Atualmente, muitos grupos de pressão organizam-se para movimentar a opinião pública acerca de temas que definem por relevantes, e colocam seu ponto de vista como o ponto de vista ideal, que deve ser seguido por aqueles defensores da dita pauta. São paladinos da liberdade, tolerância e respeito à diversidade. Seremos livres, tolerados e respeitados se pensarmos da forma que eles pensam.

Sua estratégia maniqueísta pretensamente os faz incorporar o monopólio do bem, e todo aquele que discorda de algum ponto do modus operandi desses grupos incorpora automaticamente o mal. Seja o assunto em questão o desarmamento, seja o racismo, o ambientalismo, o feminismo: ou concorda-se com o ponto de vista em questão, ou aquele que discordar será automaticamente exposto, criticado e até mesmo “cancelado”.

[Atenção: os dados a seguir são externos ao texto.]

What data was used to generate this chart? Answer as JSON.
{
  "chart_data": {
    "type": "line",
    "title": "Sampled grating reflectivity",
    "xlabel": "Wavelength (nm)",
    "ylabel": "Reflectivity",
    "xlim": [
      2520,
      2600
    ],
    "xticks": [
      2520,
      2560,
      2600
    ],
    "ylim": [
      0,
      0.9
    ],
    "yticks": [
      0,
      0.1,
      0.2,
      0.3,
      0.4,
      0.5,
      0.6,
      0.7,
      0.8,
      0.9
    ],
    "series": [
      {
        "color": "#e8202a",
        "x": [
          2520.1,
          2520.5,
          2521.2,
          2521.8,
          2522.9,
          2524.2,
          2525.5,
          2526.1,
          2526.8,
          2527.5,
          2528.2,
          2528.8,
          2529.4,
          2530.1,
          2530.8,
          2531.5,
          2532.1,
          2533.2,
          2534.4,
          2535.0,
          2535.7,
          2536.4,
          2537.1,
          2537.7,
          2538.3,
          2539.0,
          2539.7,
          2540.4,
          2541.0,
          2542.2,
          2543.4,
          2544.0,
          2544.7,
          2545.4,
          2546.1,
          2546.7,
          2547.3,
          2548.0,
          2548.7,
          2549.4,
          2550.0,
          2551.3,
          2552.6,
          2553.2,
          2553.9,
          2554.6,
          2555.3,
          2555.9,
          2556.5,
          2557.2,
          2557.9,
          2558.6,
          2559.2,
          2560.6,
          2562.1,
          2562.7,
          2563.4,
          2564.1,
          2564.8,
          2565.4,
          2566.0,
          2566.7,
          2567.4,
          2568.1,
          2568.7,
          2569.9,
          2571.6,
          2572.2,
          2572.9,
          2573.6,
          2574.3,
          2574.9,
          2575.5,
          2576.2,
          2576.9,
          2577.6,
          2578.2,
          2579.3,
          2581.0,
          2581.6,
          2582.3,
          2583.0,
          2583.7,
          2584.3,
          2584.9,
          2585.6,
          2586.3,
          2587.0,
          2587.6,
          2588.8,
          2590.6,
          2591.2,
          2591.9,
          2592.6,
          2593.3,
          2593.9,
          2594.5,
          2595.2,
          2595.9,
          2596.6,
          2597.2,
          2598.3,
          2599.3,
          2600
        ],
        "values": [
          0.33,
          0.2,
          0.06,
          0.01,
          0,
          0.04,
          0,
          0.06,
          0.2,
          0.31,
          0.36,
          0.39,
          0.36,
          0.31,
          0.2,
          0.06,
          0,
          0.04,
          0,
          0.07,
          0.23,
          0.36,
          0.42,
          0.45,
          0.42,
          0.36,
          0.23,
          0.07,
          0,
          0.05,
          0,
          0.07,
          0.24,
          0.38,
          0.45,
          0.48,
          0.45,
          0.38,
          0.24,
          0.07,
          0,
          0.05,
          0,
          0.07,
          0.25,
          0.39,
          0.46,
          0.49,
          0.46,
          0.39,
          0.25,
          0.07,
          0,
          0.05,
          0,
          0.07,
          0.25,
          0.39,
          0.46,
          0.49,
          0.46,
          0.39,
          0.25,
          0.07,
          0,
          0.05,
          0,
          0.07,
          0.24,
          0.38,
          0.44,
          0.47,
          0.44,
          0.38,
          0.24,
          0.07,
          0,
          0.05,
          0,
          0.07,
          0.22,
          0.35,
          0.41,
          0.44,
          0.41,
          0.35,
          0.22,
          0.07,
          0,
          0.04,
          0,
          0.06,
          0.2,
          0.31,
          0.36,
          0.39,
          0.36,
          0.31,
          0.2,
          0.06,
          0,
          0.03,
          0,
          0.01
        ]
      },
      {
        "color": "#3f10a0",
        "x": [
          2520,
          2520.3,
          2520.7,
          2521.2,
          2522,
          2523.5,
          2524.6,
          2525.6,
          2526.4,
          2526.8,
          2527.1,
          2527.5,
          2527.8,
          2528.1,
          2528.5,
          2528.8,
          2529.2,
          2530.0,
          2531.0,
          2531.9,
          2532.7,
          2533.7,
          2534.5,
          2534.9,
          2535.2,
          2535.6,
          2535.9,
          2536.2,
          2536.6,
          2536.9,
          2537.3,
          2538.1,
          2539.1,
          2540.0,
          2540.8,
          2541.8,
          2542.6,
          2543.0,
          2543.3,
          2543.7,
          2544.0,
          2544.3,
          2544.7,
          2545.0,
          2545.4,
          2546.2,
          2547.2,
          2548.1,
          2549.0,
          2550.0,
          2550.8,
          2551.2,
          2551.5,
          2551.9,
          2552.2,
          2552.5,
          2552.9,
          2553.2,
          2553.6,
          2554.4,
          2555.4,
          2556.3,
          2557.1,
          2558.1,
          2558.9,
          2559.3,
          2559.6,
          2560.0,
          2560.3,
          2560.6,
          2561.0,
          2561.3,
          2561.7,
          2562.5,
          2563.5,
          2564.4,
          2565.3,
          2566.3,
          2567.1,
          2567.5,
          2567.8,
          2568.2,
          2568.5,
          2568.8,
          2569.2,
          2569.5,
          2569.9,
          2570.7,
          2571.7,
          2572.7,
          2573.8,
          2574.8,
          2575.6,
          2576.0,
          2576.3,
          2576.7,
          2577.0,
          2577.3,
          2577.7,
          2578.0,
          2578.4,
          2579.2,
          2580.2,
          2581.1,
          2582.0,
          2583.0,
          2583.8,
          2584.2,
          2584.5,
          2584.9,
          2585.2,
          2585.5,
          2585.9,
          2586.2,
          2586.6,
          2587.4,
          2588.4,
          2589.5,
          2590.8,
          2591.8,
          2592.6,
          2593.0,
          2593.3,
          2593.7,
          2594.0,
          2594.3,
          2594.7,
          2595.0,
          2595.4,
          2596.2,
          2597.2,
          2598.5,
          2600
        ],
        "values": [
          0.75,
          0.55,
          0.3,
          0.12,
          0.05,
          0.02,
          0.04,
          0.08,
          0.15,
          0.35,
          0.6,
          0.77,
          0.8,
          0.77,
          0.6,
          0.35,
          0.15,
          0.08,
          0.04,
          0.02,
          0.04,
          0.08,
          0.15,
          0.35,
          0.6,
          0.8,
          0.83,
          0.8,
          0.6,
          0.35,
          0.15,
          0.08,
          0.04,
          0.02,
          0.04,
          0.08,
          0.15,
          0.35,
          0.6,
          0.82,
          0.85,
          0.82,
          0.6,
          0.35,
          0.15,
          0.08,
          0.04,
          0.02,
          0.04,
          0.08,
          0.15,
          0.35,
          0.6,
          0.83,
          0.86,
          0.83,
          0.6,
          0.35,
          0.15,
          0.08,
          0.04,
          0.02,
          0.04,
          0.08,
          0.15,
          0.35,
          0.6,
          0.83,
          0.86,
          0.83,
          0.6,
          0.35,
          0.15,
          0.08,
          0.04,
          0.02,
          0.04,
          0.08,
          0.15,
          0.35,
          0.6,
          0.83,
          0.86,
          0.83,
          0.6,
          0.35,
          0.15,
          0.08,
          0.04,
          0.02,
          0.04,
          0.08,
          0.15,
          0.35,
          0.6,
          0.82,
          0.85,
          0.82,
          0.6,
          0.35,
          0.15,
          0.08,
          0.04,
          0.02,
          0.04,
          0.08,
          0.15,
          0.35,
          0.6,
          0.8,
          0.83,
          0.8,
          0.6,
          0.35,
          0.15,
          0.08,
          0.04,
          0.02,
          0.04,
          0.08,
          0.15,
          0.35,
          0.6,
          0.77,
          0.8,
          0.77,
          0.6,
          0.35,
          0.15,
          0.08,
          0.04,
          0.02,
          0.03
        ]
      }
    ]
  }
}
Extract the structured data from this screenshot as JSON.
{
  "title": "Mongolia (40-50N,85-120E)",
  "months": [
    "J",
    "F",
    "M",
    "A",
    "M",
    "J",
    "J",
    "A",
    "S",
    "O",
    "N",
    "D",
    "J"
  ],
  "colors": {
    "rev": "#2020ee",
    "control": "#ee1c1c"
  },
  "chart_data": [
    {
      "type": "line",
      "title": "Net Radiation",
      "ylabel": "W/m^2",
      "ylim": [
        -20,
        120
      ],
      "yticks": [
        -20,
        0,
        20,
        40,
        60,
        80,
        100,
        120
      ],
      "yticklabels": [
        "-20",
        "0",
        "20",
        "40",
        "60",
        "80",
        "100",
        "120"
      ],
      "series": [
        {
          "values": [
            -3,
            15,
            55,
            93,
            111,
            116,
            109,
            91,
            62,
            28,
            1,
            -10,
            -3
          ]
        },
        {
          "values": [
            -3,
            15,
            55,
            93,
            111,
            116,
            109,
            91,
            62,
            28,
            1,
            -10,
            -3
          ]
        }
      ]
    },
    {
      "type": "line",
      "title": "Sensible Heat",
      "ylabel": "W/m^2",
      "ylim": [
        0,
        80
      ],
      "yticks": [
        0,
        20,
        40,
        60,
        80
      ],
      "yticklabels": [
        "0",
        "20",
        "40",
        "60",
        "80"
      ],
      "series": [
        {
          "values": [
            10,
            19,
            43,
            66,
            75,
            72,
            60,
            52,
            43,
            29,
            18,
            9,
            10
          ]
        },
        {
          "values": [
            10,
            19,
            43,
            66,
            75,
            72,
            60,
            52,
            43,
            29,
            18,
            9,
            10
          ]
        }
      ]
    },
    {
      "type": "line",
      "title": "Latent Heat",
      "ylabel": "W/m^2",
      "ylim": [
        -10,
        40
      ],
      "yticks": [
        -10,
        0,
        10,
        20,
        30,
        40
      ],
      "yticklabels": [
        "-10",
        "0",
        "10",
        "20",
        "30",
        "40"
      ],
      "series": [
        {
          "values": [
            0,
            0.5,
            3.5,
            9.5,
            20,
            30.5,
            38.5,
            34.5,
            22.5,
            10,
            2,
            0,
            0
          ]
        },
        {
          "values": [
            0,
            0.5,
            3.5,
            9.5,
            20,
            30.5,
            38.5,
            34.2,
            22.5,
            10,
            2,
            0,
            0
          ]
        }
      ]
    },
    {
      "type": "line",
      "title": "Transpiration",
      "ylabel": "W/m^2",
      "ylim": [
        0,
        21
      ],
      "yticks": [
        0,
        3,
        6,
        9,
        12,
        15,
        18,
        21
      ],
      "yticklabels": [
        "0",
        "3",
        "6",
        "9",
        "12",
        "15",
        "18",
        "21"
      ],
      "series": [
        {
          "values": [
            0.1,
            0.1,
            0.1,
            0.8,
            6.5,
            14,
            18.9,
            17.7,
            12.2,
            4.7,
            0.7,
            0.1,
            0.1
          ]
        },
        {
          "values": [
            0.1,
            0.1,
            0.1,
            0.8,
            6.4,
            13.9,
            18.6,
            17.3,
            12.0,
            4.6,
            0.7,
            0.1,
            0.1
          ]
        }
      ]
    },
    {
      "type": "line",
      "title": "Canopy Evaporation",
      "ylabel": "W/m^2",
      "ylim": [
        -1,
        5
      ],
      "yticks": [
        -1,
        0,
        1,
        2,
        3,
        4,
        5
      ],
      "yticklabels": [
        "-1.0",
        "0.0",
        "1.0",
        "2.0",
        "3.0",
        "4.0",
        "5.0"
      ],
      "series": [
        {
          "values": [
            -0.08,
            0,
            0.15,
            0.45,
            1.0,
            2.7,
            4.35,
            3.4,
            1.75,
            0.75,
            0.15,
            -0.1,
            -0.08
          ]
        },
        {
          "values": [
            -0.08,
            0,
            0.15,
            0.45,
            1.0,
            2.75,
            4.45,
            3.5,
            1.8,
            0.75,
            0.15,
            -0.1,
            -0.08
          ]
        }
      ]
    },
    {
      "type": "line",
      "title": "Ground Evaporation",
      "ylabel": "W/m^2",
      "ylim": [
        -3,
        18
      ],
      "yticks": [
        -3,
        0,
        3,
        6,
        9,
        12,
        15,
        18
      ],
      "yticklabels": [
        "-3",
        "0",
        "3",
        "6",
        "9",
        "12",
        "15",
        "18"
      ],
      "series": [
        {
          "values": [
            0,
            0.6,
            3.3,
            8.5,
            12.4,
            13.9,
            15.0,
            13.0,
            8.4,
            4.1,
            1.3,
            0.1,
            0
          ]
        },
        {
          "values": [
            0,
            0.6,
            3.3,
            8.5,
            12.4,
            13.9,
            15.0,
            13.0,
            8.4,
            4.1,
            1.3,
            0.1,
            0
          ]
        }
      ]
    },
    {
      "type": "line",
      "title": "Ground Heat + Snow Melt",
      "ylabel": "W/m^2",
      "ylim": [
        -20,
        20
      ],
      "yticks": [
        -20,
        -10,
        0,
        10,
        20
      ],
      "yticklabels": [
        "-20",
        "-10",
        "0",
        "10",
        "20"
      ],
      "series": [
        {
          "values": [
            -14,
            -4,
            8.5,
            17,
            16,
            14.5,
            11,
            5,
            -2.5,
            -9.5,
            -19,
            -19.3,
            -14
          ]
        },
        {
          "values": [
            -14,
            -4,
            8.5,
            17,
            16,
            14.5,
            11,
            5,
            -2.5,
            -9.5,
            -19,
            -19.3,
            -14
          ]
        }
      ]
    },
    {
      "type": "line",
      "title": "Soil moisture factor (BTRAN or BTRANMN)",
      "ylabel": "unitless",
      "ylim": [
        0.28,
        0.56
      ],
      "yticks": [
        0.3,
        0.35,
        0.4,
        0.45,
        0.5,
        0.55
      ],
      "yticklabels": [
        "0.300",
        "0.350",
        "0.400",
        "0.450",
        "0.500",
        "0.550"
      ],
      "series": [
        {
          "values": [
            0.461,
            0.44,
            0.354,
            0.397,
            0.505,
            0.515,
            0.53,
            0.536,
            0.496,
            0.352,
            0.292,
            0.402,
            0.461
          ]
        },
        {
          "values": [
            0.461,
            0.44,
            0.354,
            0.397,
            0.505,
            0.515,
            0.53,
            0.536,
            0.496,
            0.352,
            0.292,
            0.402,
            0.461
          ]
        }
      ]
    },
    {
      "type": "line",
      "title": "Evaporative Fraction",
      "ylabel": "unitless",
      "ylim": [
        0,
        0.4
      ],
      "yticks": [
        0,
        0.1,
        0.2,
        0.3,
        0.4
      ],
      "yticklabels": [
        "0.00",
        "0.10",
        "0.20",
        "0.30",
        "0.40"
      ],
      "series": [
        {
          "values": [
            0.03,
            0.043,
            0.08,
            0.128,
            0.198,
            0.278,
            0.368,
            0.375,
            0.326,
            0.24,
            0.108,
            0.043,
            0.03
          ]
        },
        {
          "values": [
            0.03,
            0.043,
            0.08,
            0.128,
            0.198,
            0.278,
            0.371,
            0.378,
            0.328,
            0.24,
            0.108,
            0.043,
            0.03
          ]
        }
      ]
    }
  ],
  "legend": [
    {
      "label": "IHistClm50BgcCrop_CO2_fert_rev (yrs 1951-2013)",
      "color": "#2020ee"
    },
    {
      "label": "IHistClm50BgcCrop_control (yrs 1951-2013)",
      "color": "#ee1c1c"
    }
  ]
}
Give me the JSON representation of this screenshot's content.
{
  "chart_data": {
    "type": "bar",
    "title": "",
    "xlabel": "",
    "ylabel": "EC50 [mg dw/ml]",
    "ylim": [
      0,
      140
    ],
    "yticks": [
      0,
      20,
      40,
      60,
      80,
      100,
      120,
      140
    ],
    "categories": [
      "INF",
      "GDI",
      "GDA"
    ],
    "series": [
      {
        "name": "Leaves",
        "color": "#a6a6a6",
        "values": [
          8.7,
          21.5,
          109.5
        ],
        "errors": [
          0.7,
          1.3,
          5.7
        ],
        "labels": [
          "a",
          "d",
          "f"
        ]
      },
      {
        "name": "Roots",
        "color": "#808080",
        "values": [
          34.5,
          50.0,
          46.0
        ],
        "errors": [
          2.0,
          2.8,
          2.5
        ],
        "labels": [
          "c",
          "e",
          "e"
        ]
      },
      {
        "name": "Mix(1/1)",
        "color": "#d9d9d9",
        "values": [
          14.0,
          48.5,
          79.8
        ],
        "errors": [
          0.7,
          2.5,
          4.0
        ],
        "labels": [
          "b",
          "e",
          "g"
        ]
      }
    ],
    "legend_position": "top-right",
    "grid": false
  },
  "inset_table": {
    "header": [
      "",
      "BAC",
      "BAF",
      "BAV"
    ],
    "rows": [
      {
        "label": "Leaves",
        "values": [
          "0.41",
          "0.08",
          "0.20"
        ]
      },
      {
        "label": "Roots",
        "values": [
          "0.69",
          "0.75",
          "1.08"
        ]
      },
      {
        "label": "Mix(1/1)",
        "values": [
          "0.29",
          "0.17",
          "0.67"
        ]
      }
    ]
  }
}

Thomas Sowell já bem colocou: “Diversidade e pluralidade são termos que, justamente por englobarem de tudo, dispensam seus promovedores de explicar especificamente o que defendem. Há diversidade e pluralidade de gênero, de cor, de preferências sexuais, de renda, de inteligência, de etnia etc. Sendo assim, perguntar se aquelas instituições que promovem a diversidade 24 horas por dia e sete dias por semana apresentam melhores resultados do que as instituições que não dão a mínima para esses ‘pré-requisitos’ fará apenas com que você seja visto como um reacionário insensível, malicioso, racista, misógino e homofóbico”. A lista de adjetivos críticos aos maldosos que pensam diferente das verdades absolutas impostas é infinita.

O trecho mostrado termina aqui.